I cannot tell you the satisfaction I got from replying to that email and telling them I was already back up with another web hosting company. Further that they could take their God complex and stick it… Well, you get my drift. But I said it in the nicest way possible!
The Bottom Line
The bottom line is you do not have to just sit back and take poor customer service. You can vote with your pocketbook. I have always lived by that. That is probably because I worked in healthcare for so many years. Customer service just comes naturally. And I expect the same level of customer service from the companies I choose to spend my money with as I gave those who I took care of in the hospital for so many years.
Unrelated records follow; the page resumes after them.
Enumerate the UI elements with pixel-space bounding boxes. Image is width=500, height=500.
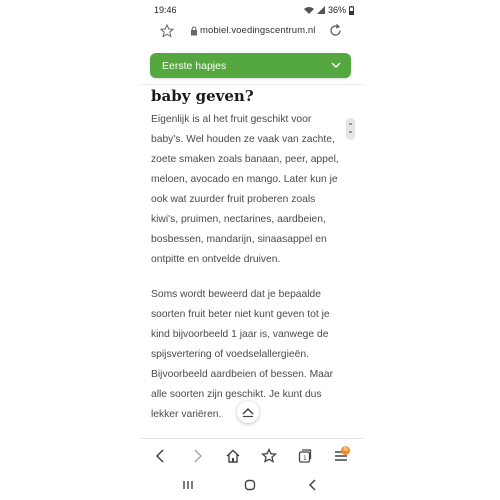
home-button-icon[interactable] (243, 478, 257, 492)
bookmark-star-icon[interactable] (160, 24, 174, 38)
paragraph-line: meloen, avocado en mango. Later kun je (151, 174, 338, 185)
back-button-icon[interactable] (306, 478, 320, 492)
paragraph-line: bosbessen, mandarijn, sinaasappel en (151, 234, 327, 245)
url-text[interactable]: mobiel.voedingscentrum.nl (200, 25, 316, 36)
scroll-to-top-button[interactable] (237, 401, 259, 423)
article-heading: baby geven? (151, 87, 254, 105)
paragraph-line: Eigenlijk is al het fruit geschikt voor (151, 114, 312, 125)
menu-badge: N (341, 446, 350, 455)
signal-icon (316, 6, 325, 14)
forward-icon[interactable] (189, 448, 205, 464)
address-bar[interactable]: mobiel.voedingscentrum.nl (140, 20, 364, 44)
svg-text:1: 1 (303, 455, 307, 462)
back-icon[interactable] (153, 448, 169, 464)
paragraph-line: ook wat zuurder fruit proberen zoals (151, 194, 316, 205)
system-nav-bar (140, 472, 364, 500)
paragraph-line: kind bijvoorbeeld 1 jaar is, vanwege de (151, 329, 329, 340)
paragraph-line: Soms wordt beweerd dat je bepaalde (151, 289, 322, 300)
paragraph-line: soorten fruit beter niet kunt geven tot … (151, 309, 330, 320)
divider (140, 84, 364, 85)
status-icons: 36% (303, 5, 354, 15)
browser-toolbar: 1 N (140, 438, 364, 473)
battery-percent: 36% (327, 5, 346, 15)
paragraph-line: spijsvertering of voedselallergieën. (151, 349, 309, 360)
scroll-handle[interactable] (346, 118, 355, 140)
lock-icon (191, 26, 197, 36)
paragraph-line: ontpitte en ontvelde druiven. (151, 254, 281, 265)
status-time: 19:46 (154, 5, 177, 15)
paragraph-line: zoete smaken zoals banaan, peer, appel, (151, 154, 339, 165)
article-paragraph-1: Eigenlijk is al het fruit geschikt voor … (151, 110, 357, 270)
recent-apps-icon[interactable] (181, 478, 195, 492)
status-bar: 19:46 36% (140, 0, 364, 20)
dropdown-label: Eerste hapjes (162, 60, 227, 72)
wifi-icon (303, 7, 314, 14)
chevron-down-icon (331, 62, 341, 69)
paragraph-line: Bijvoorbeeld aardbeien of bessen. Maar (151, 369, 334, 380)
home-icon[interactable] (225, 448, 241, 464)
bookmarks-icon[interactable] (261, 448, 277, 464)
phone-screen: 19:46 36% mobiel.voedingscentrum.nl Eers… (140, 0, 364, 500)
battery-icon (349, 5, 354, 15)
paragraph-line: baby's. Wel houden ze vaak van zachte, (151, 134, 335, 145)
section-dropdown[interactable]: Eerste hapjes (150, 53, 351, 78)
tabs-icon[interactable]: 1 (297, 448, 313, 464)
reload-icon[interactable] (328, 23, 343, 38)
paragraph-line: kiwi's, pruimen, nectarines, aardbeien, (151, 214, 326, 225)
chevron-up-icon (242, 407, 254, 418)
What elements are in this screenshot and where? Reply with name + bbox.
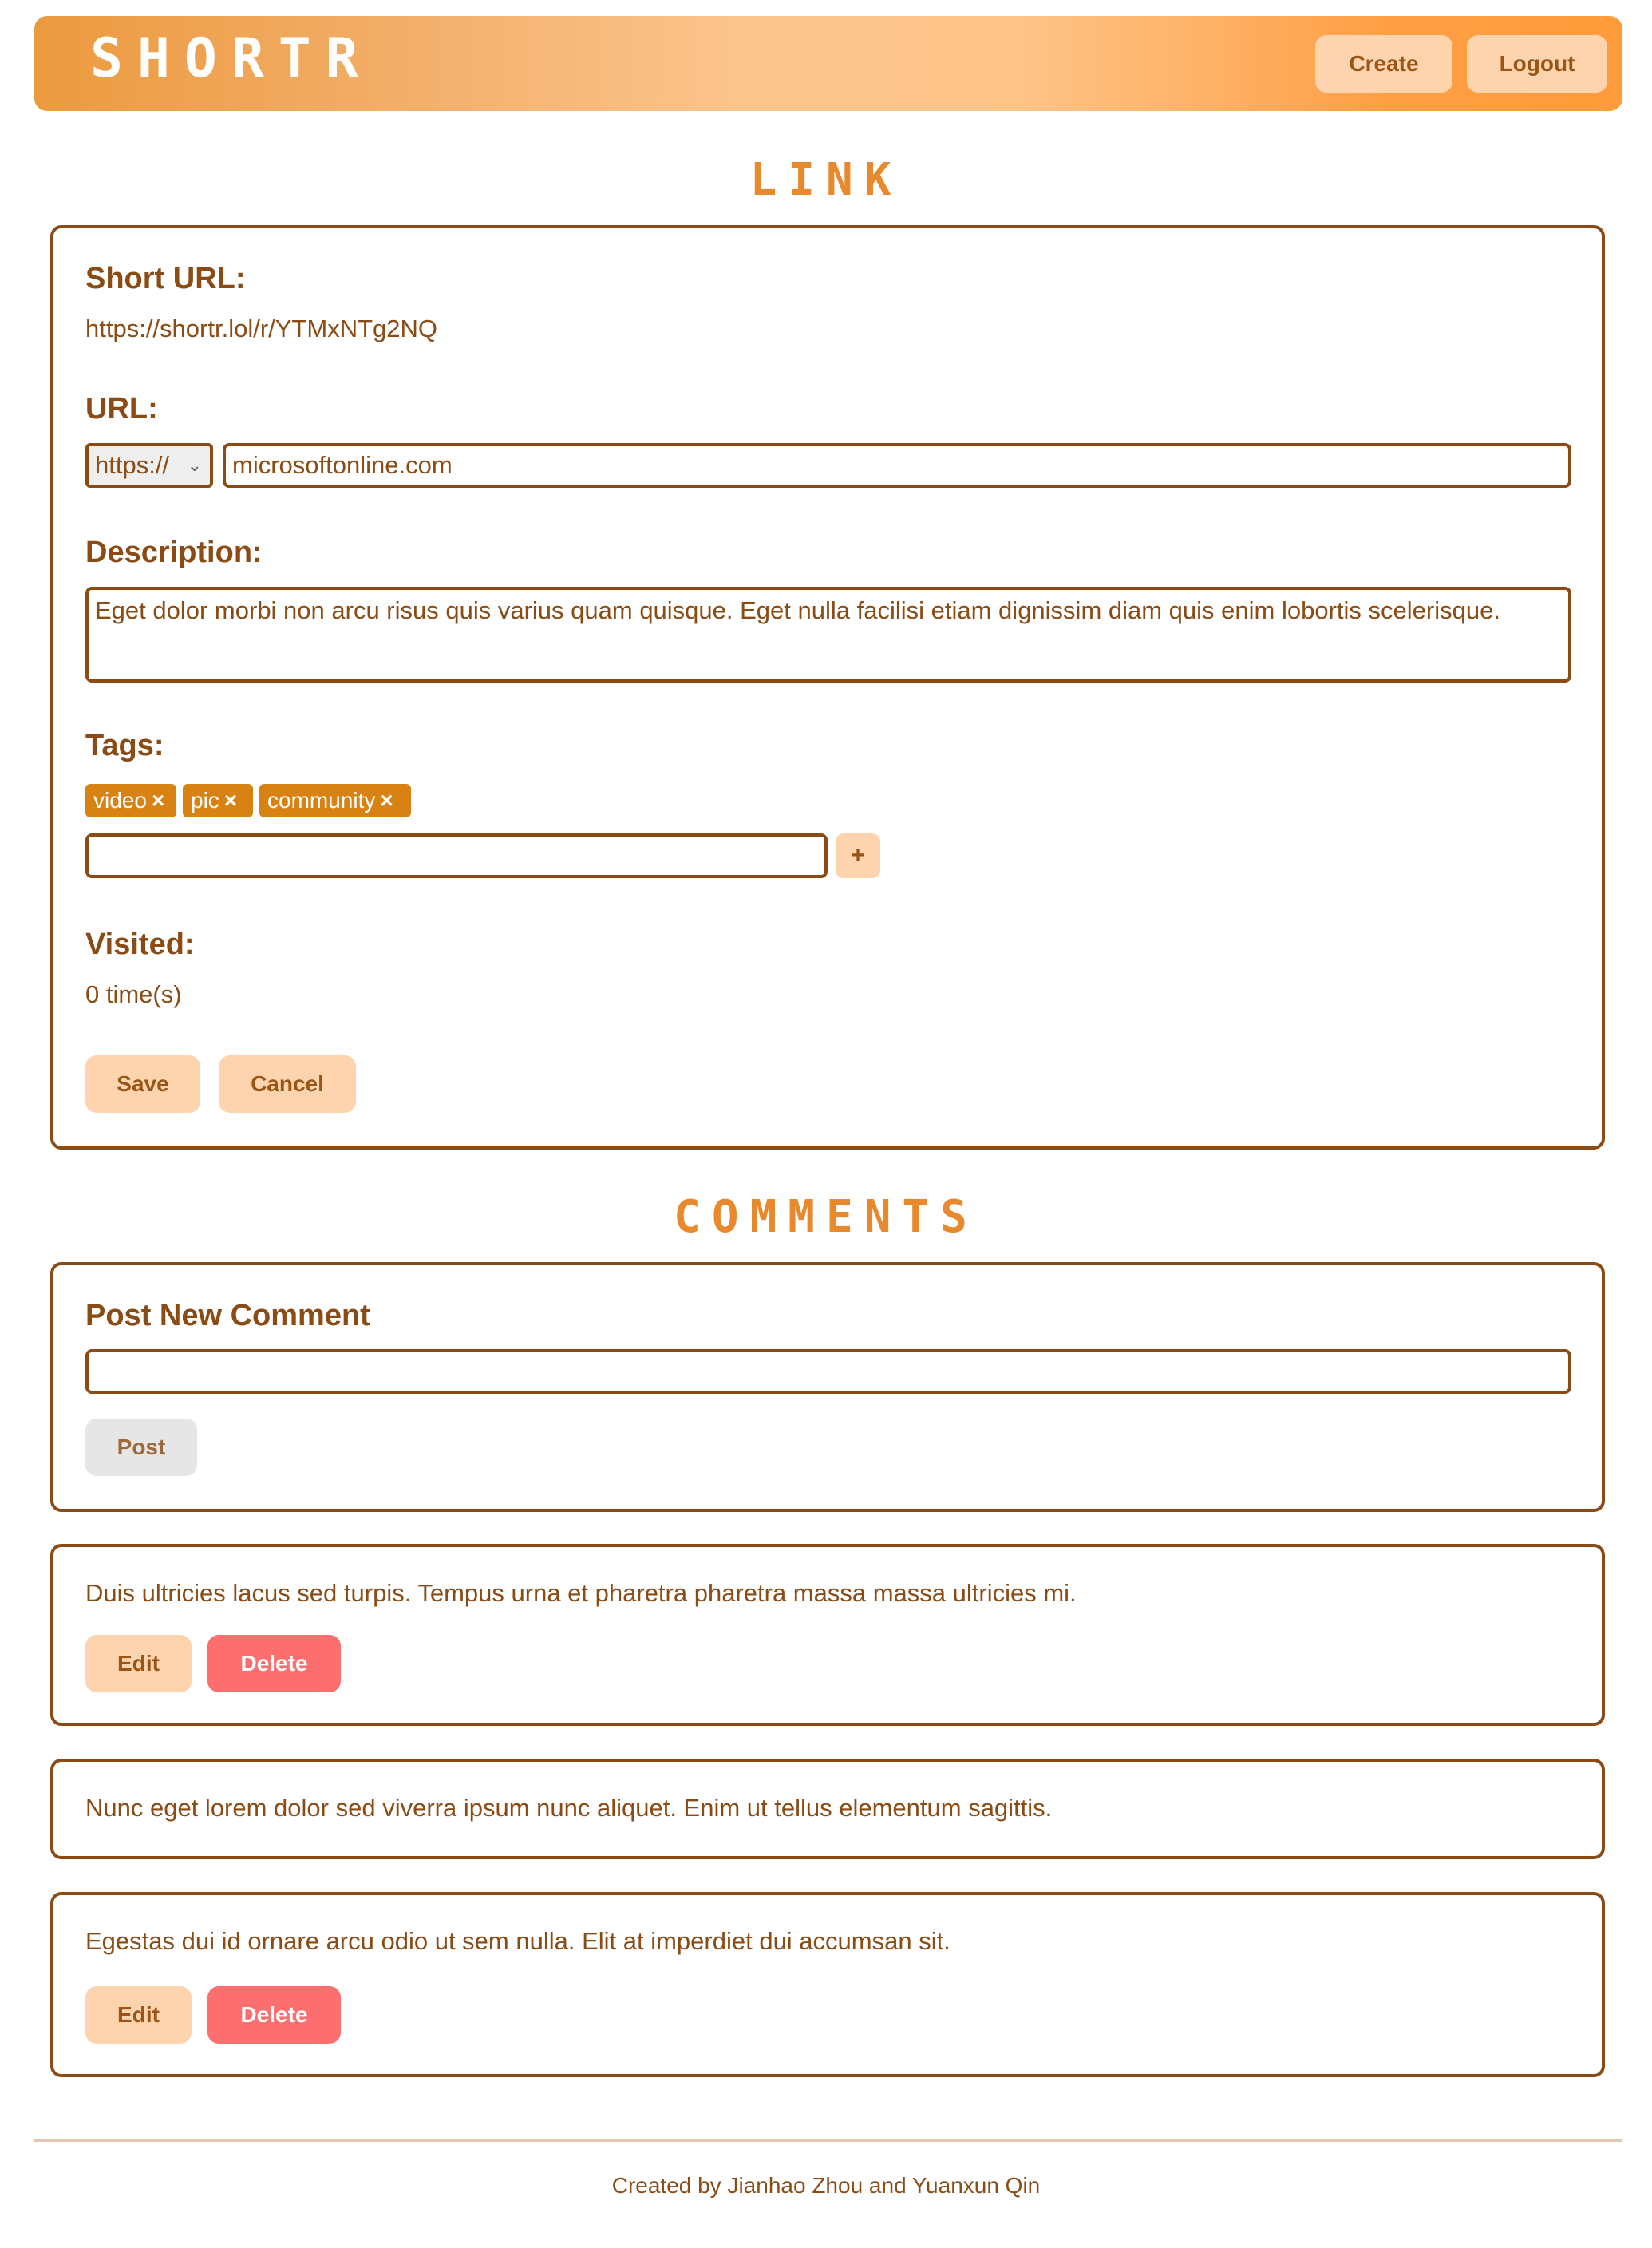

I am always polite, and I know sometimes things happen that are out of someone’s control. But in this instance where I was ignored for over 36 hours I felt it was time to make a change. A simple email exchange could have prevented my leaving a company I had a long term relationship with. That relationship had been very profitable for them over the years. It could have continued to be, except for the lack of a response to a simple email.
This can also be a lesson for anyone in business, whether online or offline. Your customers always have a choice. To be a success in business, don’t give them a reason to have to make one to choose a competitor.